Funding Opportunities
CIIS Travel and Research Grants
CIIS Travel and Research Grants
The Center for International and Intercultural Studies offers several types of funding for student travel and research.
CIIS Travel Research Grants supports students who want to supplement their off-campus study experience with independent study and research.
The CIIS Fellows Program provides funding for a faculty member and from one to three students to pursue research outside the regular semesters and to share an experience of working off-campus in a significantly different cultural setting.
CIIS Travel Enrichment Grants support students seeking to supplement their off-campus study experience in some way. The purpose of these grants is to enhance immersion in a different culture and extend international or intercultural awareness.

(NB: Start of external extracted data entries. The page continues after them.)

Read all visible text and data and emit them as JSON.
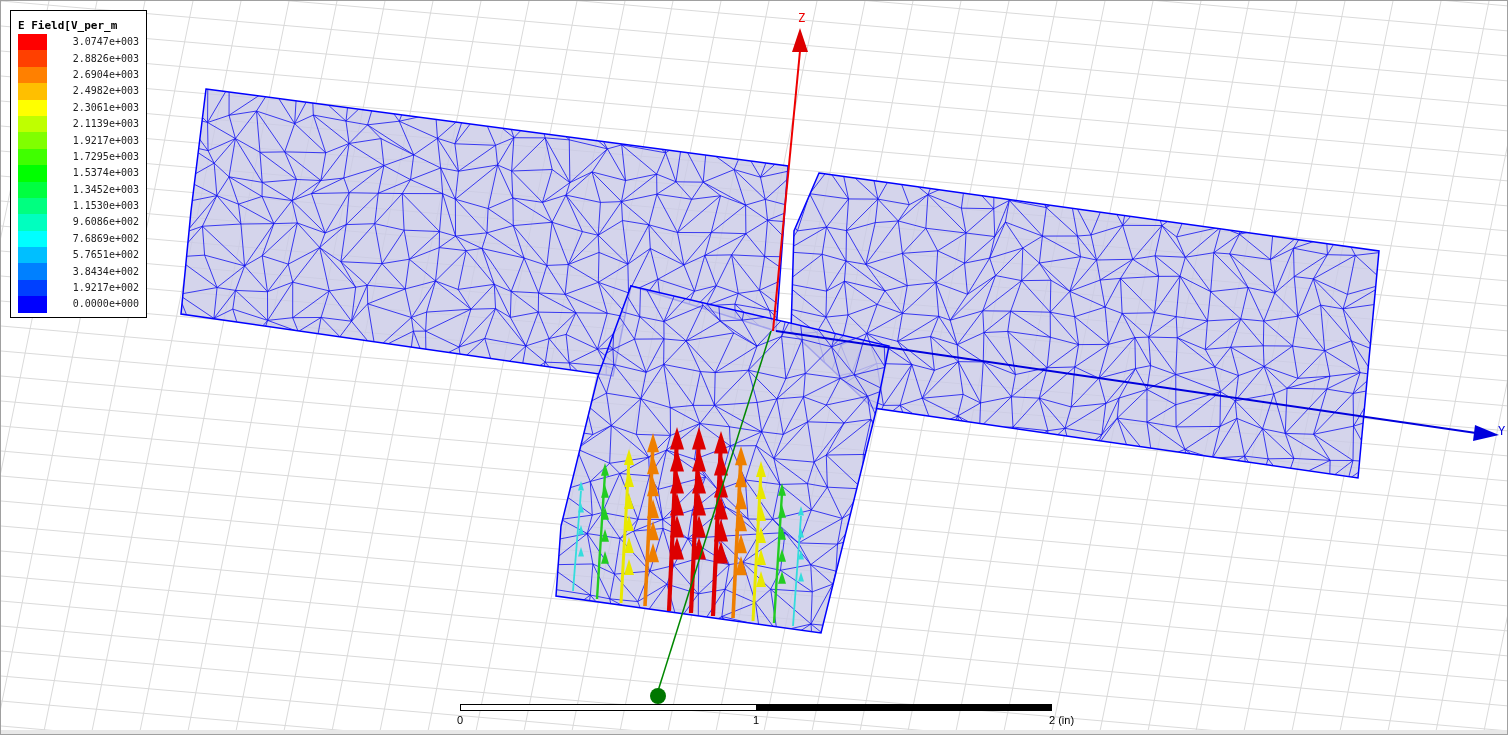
{
  "legend": {
    "title": "E Field[V_per_m",
    "levels": [
      {
        "value": "3.0747e+003",
        "color": "#ff0000"
      },
      {
        "value": "2.8826e+003",
        "color": "#ff4000"
      },
      {
        "value": "2.6904e+003",
        "color": "#ff8000"
      },
      {
        "value": "2.4982e+003",
        "color": "#ffbf00"
      },
      {
        "value": "2.3061e+003",
        "color": "#ffff00"
      },
      {
        "value": "2.1139e+003",
        "color": "#bfff00"
      },
      {
        "value": "1.9217e+003",
        "color": "#80ff00"
      },
      {
        "value": "1.7295e+003",
        "color": "#40ff00"
      },
      {
        "value": "1.5374e+003",
        "color": "#00ff00"
      },
      {
        "value": "1.3452e+003",
        "color": "#00ff40"
      },
      {
        "value": "1.1530e+003",
        "color": "#00ff80"
      },
      {
        "value": "9.6086e+002",
        "color": "#00ffbf"
      },
      {
        "value": "7.6869e+002",
        "color": "#00ffff"
      },
      {
        "value": "5.7651e+002",
        "color": "#00bfff"
      },
      {
        "value": "3.8434e+002",
        "color": "#0080ff"
      },
      {
        "value": "1.9217e+002",
        "color": "#0040ff"
      },
      {
        "value": "0.0000e+000",
        "color": "#0000ff"
      }
    ]
  },
  "axes": {
    "z_label": "Z",
    "y_label": "Y"
  },
  "scale": {
    "labels": [
      "0",
      "1",
      "2 (in)"
    ]
  }
}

St. Lawrence University Funding Opportunities
The SLU Fellows Program provides funding for students to engage in intensive, on-campus summer research under the guidance of a faculty member.
The Tanner Fellowship was created by the friends and family of Tanner Cornwell to honor the memory of Tanner whose short but extraordinary life touched many people. This award is intended to encourage students to enlarge their capacities to make a positive and creative mark on the world by enabling them to design and pursue educational experiences not otherwise available to them.

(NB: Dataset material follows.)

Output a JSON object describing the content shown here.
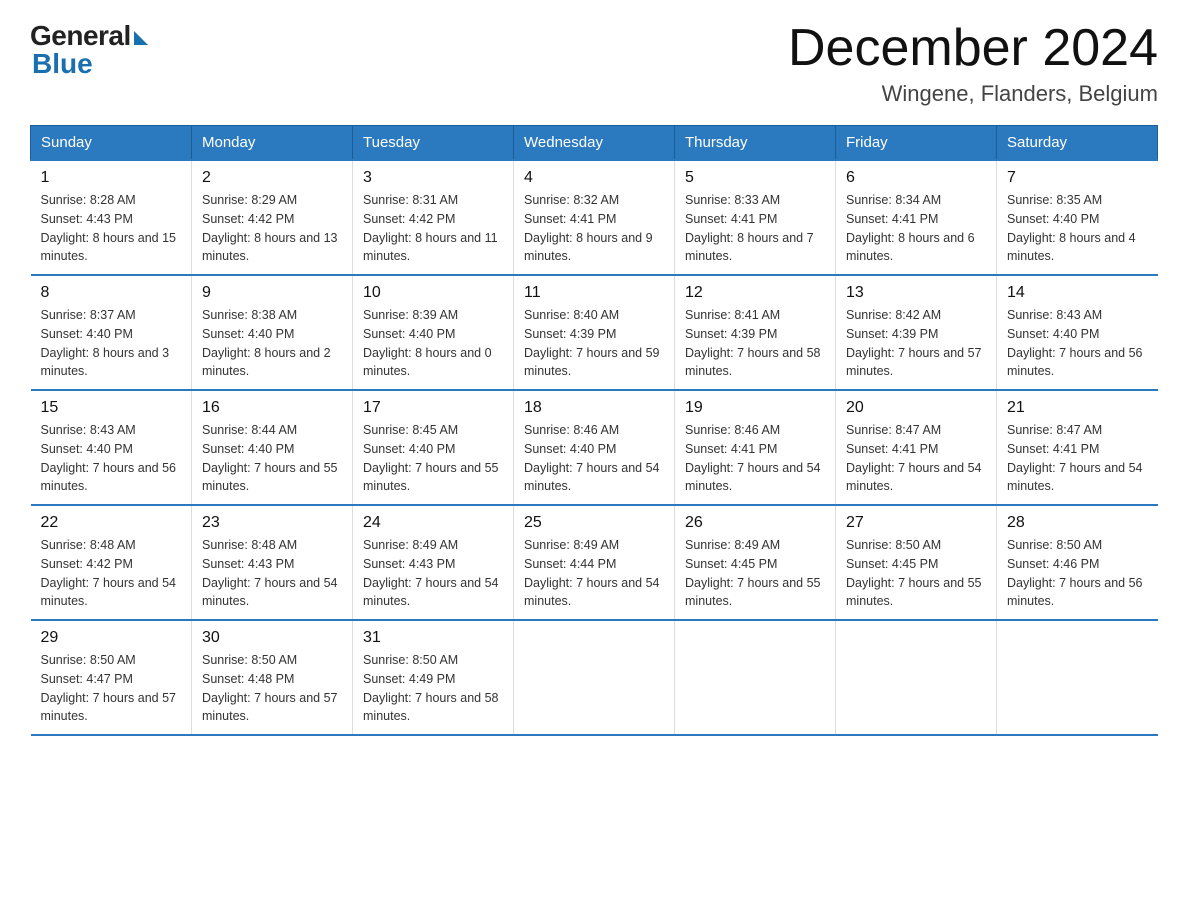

Each year the Fred Kahrs award is given annually to selected Global Studies majors to fund research for the senior project, normally field research abroad or in the United States. The application consists of a 2-3 page proposal detailing the proposed research, its relation to the senior project, its feasibility, a tentative timetable and budget, and information on any other sources of funding (e.g. CIIS fellowships) the student is pursuing. Applications should be submitted in the fall for research to be undertaken through the following June. The 2008 deadline for proposals is November 3. Proposals should be submitted electronically to John Collins, chair of the Global Studies Department. Should funds still be available after the November round of proposals there will be an additional call for proposals in the spring with a deadline of April 1.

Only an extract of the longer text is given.